8/10
A Stritch In Time
18 October 2013
Warning: Spoilers
Like its subject herself this is a one-off and a priceless record of a unique entertainer still going strong at 87. It's so good that you find yourself wishing that someone had done the same for George Burns, Jack Benny, Bob Hope and certainly Judy Garland, those artists who somehow transcend iconic and penetrate our psyches the way a harpoon penetrates the blubber protecting a whale. Stritch is seen at both high and low points and though there are nods to her early career - which took off in the late forties in Revue - the bulk of the footage celebrates her later years including the outstanding one-woman show Elaine Stritch At Liberty though the good thing is that it doesn't re-cycle the material from that Tony-winner.
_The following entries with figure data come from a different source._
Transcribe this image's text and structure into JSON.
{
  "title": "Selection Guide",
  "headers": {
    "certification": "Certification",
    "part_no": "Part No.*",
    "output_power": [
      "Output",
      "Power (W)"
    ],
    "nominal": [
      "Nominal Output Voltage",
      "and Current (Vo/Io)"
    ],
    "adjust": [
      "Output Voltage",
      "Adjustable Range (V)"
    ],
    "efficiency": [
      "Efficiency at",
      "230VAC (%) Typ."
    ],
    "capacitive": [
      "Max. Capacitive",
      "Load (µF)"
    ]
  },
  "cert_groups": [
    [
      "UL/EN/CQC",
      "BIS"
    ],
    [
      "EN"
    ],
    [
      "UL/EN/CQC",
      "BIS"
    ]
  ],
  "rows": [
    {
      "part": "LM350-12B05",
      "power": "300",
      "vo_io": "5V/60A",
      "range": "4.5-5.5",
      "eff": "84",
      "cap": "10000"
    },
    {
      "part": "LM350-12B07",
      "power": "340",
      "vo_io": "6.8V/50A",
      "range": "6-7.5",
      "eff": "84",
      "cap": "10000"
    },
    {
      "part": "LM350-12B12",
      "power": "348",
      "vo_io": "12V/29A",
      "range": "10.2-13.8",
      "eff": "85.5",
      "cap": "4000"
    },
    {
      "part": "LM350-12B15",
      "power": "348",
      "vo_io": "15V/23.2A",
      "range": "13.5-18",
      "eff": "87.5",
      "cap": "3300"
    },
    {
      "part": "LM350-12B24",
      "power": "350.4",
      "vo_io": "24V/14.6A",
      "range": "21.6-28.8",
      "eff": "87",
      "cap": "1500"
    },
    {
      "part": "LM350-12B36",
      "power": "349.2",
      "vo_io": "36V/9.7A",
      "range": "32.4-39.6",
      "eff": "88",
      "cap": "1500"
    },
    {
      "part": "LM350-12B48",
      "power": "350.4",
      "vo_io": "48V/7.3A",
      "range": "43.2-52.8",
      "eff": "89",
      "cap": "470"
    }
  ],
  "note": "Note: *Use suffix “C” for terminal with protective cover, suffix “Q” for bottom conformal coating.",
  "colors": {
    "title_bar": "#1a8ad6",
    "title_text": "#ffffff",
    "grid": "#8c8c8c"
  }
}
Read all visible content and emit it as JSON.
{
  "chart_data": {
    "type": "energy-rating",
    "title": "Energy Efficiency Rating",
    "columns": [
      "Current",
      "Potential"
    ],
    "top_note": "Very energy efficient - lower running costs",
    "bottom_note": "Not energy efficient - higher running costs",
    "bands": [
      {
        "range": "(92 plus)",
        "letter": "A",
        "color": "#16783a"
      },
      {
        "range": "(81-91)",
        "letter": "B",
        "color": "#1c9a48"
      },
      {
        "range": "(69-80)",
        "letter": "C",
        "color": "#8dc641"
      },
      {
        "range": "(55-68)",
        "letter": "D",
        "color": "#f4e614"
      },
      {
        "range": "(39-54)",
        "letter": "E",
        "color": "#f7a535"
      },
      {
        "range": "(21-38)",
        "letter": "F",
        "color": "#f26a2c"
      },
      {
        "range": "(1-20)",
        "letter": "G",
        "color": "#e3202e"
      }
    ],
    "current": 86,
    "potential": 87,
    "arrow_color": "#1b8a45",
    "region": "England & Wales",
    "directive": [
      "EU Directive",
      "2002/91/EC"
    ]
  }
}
She is, of course, closely identified with Sondheim material and though the composer/lyricist is seen a couple of times he is conspicuous by his failure to offer a personal comment as, for example, Alec Baldwin does. This was so noticeable that an audience member brought it up at the Q & A after the screening and the question was fielded by Rob Bowden, Stritch's accompanist for several years, who said that though they formed a mutual admiration society there was also an underlying tension. Fair enough and she doesn't really need an endorsement from Sondheim or, indeed, from anyone. She is her own best Advance Man and long may she continue to be.